Anthropological Index Online
- Producer: Royal Anthropological Institute of Great Britain and Ireland (United Kingdom)

Access
- Providers: EBSCO Publishing
- Cost: Free (individuals), subscription (institutions)

Coverage
- Disciplines: Anthropology
- Record depth: Index
- Format coverage: Journal, trade & magazine articles
- Temporal coverage: 1957–present

Print edition
- Print title: Anthropological Index
- ISSN: 0003-5467

Links
- Website: aio.therai.org.uk
- Title list(s): aio.therai.org.uk/aio.php?action=searchjournals

= Anthropological Index Online =

The Anthropological Index Online is an academic journal indexing service for anthropology.

==Overview==
The service indexes the journals received by The Anthropology Library at The British Museum (formerly at the Museum of Mankind), which receives periodicals in all branches of anthropology from academic institutions and publishers around the world.
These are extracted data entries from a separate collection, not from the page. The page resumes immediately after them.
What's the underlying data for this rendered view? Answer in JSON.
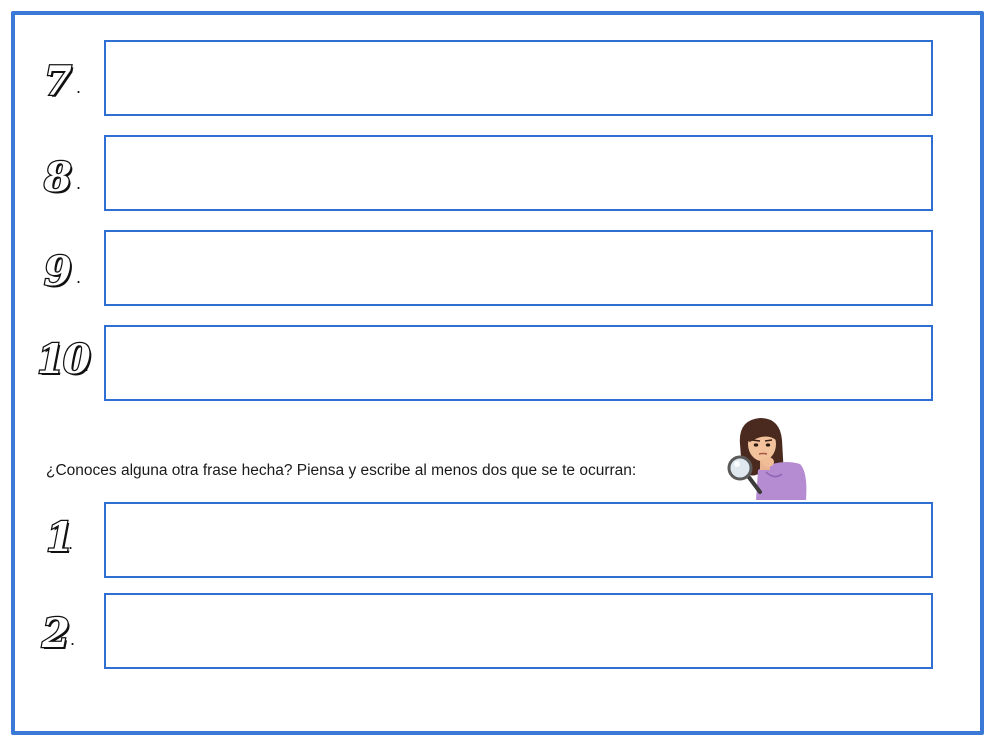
{
  "items": [
    {
      "number": "7",
      "dot": "."
    },
    {
      "number": "8",
      "dot": "."
    },
    {
      "number": "9",
      "dot": "."
    },
    {
      "number": "10",
      "dot": "."
    }
  ],
  "prompt": {
    "text": "¿Conoces alguna otra frase hecha? Piensa y escribe al menos dos que se te ocurran:"
  },
  "extra_items": [
    {
      "number": "1",
      "dot": "."
    },
    {
      "number": "2",
      "dot": "."
    }
  ],
  "colors": {
    "frame": "#3b79d6",
    "box_border": "#2f6fd3"
  },
  "icons": {
    "avatar": "girl-with-magnifying-glass-avatar"
  }
}
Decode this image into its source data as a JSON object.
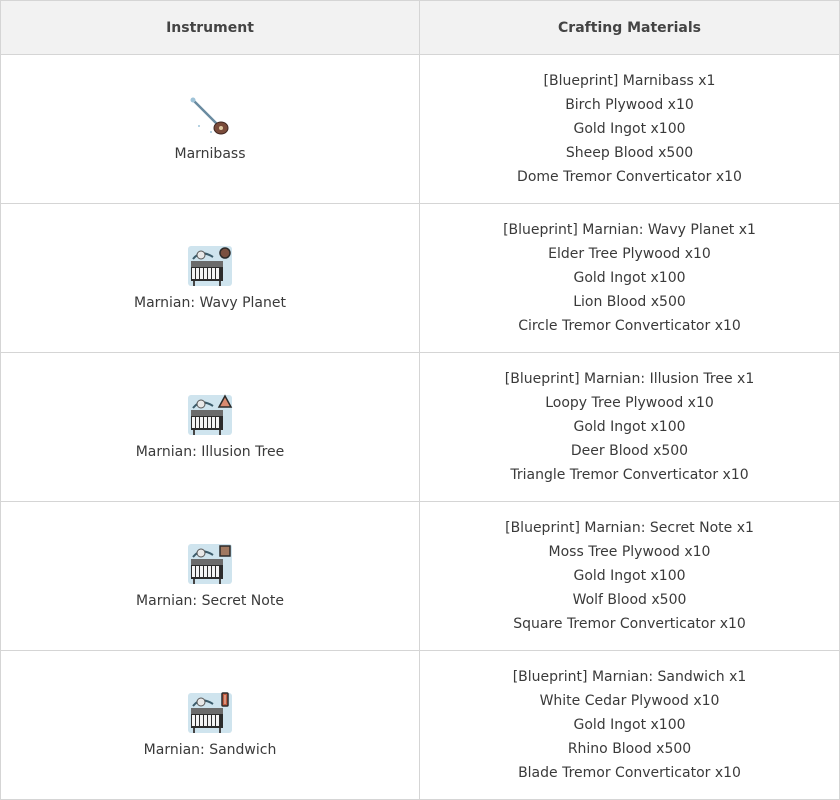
{
  "headers": {
    "instrument": "Instrument",
    "materials": "Crafting Materials"
  },
  "rows": [
    {
      "name": "Marnibass",
      "icon": "bass-instrument-icon",
      "materials": [
        "[Blueprint] Marnibass x1",
        "Birch Plywood x10",
        "Gold Ingot x100",
        "Sheep Blood x500",
        "Dome Tremor Converticator x10"
      ]
    },
    {
      "name": "Marnian: Wavy Planet",
      "icon": "piano-circle-icon",
      "materials": [
        "[Blueprint] Marnian: Wavy Planet x1",
        "Elder Tree Plywood x10",
        "Gold Ingot x100",
        "Lion Blood x500",
        "Circle Tremor Converticator x10"
      ]
    },
    {
      "name": "Marnian: Illusion Tree",
      "icon": "piano-triangle-icon",
      "materials": [
        "[Blueprint] Marnian: Illusion Tree x1",
        "Loopy Tree Plywood x10",
        "Gold Ingot x100",
        "Deer Blood x500",
        "Triangle Tremor Converticator x10"
      ]
    },
    {
      "name": "Marnian: Secret Note",
      "icon": "piano-square-icon",
      "materials": [
        "[Blueprint] Marnian: Secret Note x1",
        "Moss Tree Plywood x10",
        "Gold Ingot x100",
        "Wolf Blood x500",
        "Square Tremor Converticator x10"
      ]
    },
    {
      "name": "Marnian: Sandwich",
      "icon": "piano-blade-icon",
      "materials": [
        "[Blueprint] Marnian: Sandwich x1",
        "White Cedar Plywood x10",
        "Gold Ingot x100",
        "Rhino Blood x500",
        "Blade Tremor Converticator x10"
      ]
    }
  ]
}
It is a collaboration between the Royal Anthropological Institute of Great Britain and Ireland and the Anthropology Department at the University of Kent. It is also available under licence from EBSCO Information Services as part of Anthropology Plus.

There are several hundred thousand records to date, the earliest from the late 1950s. Subject coverage is cultural anthropology/social anthropology, physical anthropology, archaeology and linguistics. The index is regularly updated.